Children And Bed-Wetting
What is "bed-wetting"?
Bed-wetting is when children wet their beds. This is very common at night in all children. Indeed bed-wetting is extremely common, even up to six years of age twenty percent of children still wet their beds. This is called nocturnal enuresis. Enuresis is bed-wetting and nocturnal points to the fact that it happens at night.
Is it normal for children who are potty-trained to continue wetting their bed?
Even kids that are potty trained still wet their bed at night. A lot of children establish daytime dryness, but still wet their bed occasionally at night. This is very normal. If your child has been dry both during the day and at night for an extended period of time, over several months, and then they starts wetting during the day or at night, that would be a time where you would want to talk to your pediatrician to see if there are any other causes. However, in general, most kids sporadically are wet and dry throughout several years and this is normal. They may have a week here and there where they show some dryness, but they've never been fully dry for more than a specific three month period at a time.

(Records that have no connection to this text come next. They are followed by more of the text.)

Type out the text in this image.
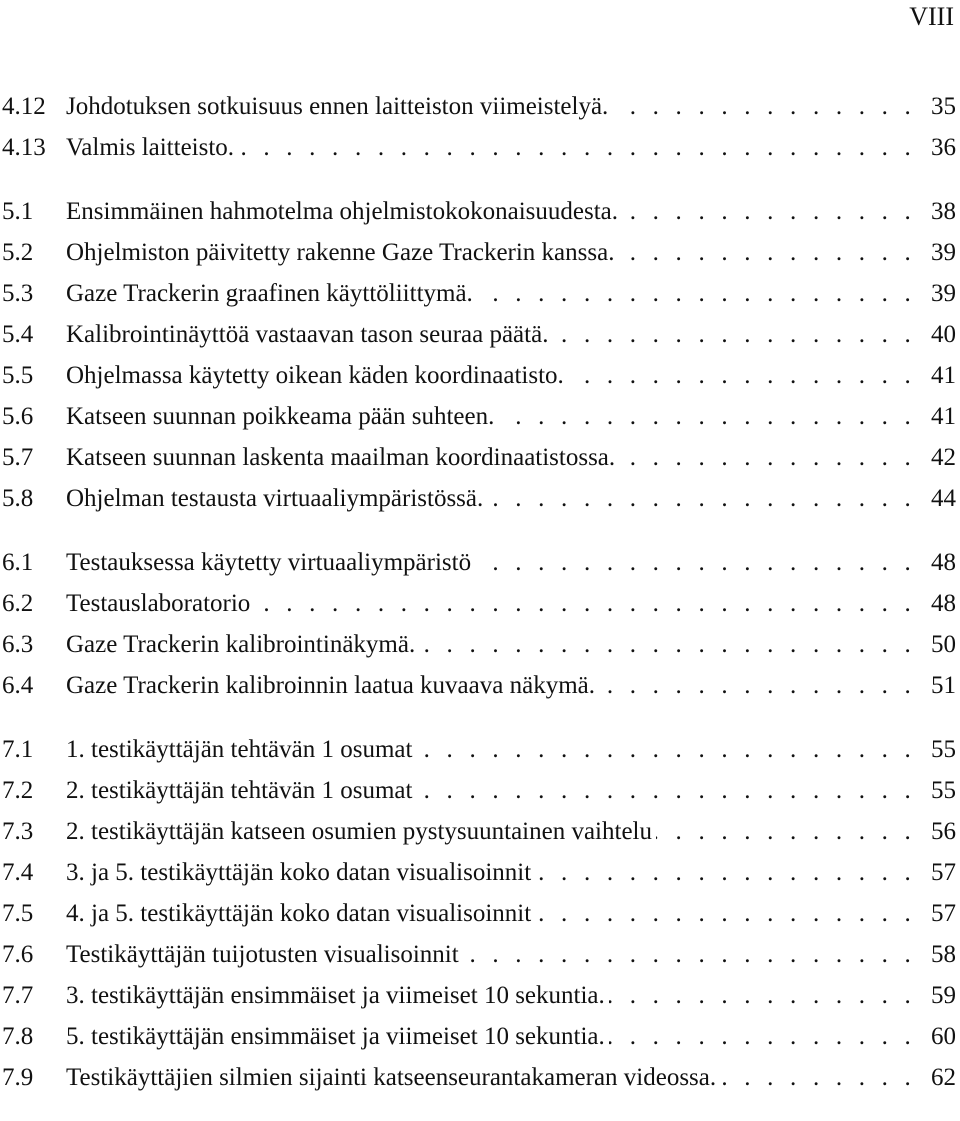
VIII
4.12 Johdotuksen sotkuisuus ennen laitteiston viimeistelyä. . . .	35
4.13 Valmis laitteisto. . . .	36
5.1	Ensimmäinen hahmotelma ohjelmistokokonaisuudesta. . . .	38
5.2	Ohjelmiston päivitetty rakenne Gaze Trackerin kanssa. . . .	39
5.3	Gaze Trackerin graafinen käyttöliittymä. . . .	39
5.4	Kalibrointinäyttöä vastaavan tason seuraa päätä. . . .	40
5.5	Ohjelmassa käytetty oikean käden koordinaatisto. . . .	41
5.6	Katseen suunnan poikkeama pään suhteen. . . .	41
5.7	Katseen suunnan laskenta maailman koordinaatistossa. . . .	42
5.8	Ohjelman testausta virtuaaliympäristössä. . . .	44
6.1	Testauksessa käytetty virtuaaliympäristö . . .	48
6.2	Testauslaboratorio . . .	48
6.3	Gaze Trackerin kalibrointinäkymä. . . .	50
6.4	Gaze Trackerin kalibroinnin laatua kuvaava näkymä. . . .	51
7.1	1. testikäyttäjän tehtävän 1 osumat . . .	55
7.2	2. testikäyttäjän tehtävän 1 osumat . . .	55
7.3	2. testikäyttäjän katseen osumien pystysuuntainen vaihtelu . . .	56
7.4	3. ja 5. testikäyttäjän koko datan visualisoinnit . . .	57
7.5	4. ja 5. testikäyttäjän koko datan visualisoinnit . . .	57
7.6	Testikäyttäjän tuijotusten visualisoinnit . . .	58
7.7	3. testikäyttäjän ensimmäiset ja viimeiset 10 sekuntia. . . .	59
7.8	5. testikäyttäjän ensimmäiset ja viimeiset 10 sekuntia. . . .	60
7.9	Testikäyttäjien silmien sijainti katseenseurantakameran videossa. . . .	62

How can I train my child to not wet his bed?
In the first six years, really, there's not much intervention that you need to do. You don't want to make a big deal of it. It's very normal, and you don't want to place any blame on your child. So, really it's a laundry problem but not a medical problem. After the age of six we do start some intervention. Now, the simplest intervention is limiting fluids at nighttime, so, after dinner trying to limit fluids, and having your child try to pee before they go to sleep. Even if they don't feel like it, try, at least, to do it, and try to empty the bladder. The other thing you can try: a lot of children need help learning to hold the urine in their bladder, and so one of the things we do to train the bladder to do this is something called "nighttime wakening", and this is when you have your child pee before bedtime, and you've eliminated fluids, and then maybe a couple of hours later, about midnight, before you go to sleep, you wake them up and you have them go and try to pee again. And when they stay dry for several nights in a row, when you've woken them up at midnight, then you start waking them up at 11:45, and what you're doing is you're training the bladder to hold the urine longer and longer for the latter portion of the night until you get back, basically, to their bedtime, and it helps teach them to potty train. Now, in severe cases of potty training -- if kids are older; it's becoming a social stigma; they can't go to sleepover parties -- there are certain medications that can help. There are even some training tools like pads that go on the bed that ring a bell when the child starts to pee that wakes them up and signals for them to go to pee, but none of these treatments work great. Nor do they work close to 100% of the time. So a lot of it is a waiting game. And nocturnal enuresis and bed-wetting runs in families, so if you are a bed-wetter, your dad was a bed-wetter, it's very likely that your child will be too, and then if you were dry by the age of twelve, probably it's just going to take some time, and when your son or daughter is a little older they're going to stop as well.
When should I get help for my child's bed-wetting?
We usually get concerned with bed-wetting if it's something called secondary enuresis, and what that is: primary enuresis means that you're wetting but that you've always been wetting, and these are the kids that for the first six years are dry occasionally but sporadically wet their bed. But when you've been dry for a good three months, day and night, and you haven't had any accidents and then out of the blue, all of a sudden you start wetting your bed again or wetting your pants during the day. This should be investigated because there are other cause of bed-wetting that we should look at: things with infection, diabetes, different types of diabetes (insipidus and mellitus), that with certain urine tests we can check to see if there is anything going on. And if there is nothing, it could still be nothing, and we just do some behavioral modification. But those are the times when it's new, out of the blue, or they're complaining about it, it's effecting your child and that when it should be brought to your doctor's attention.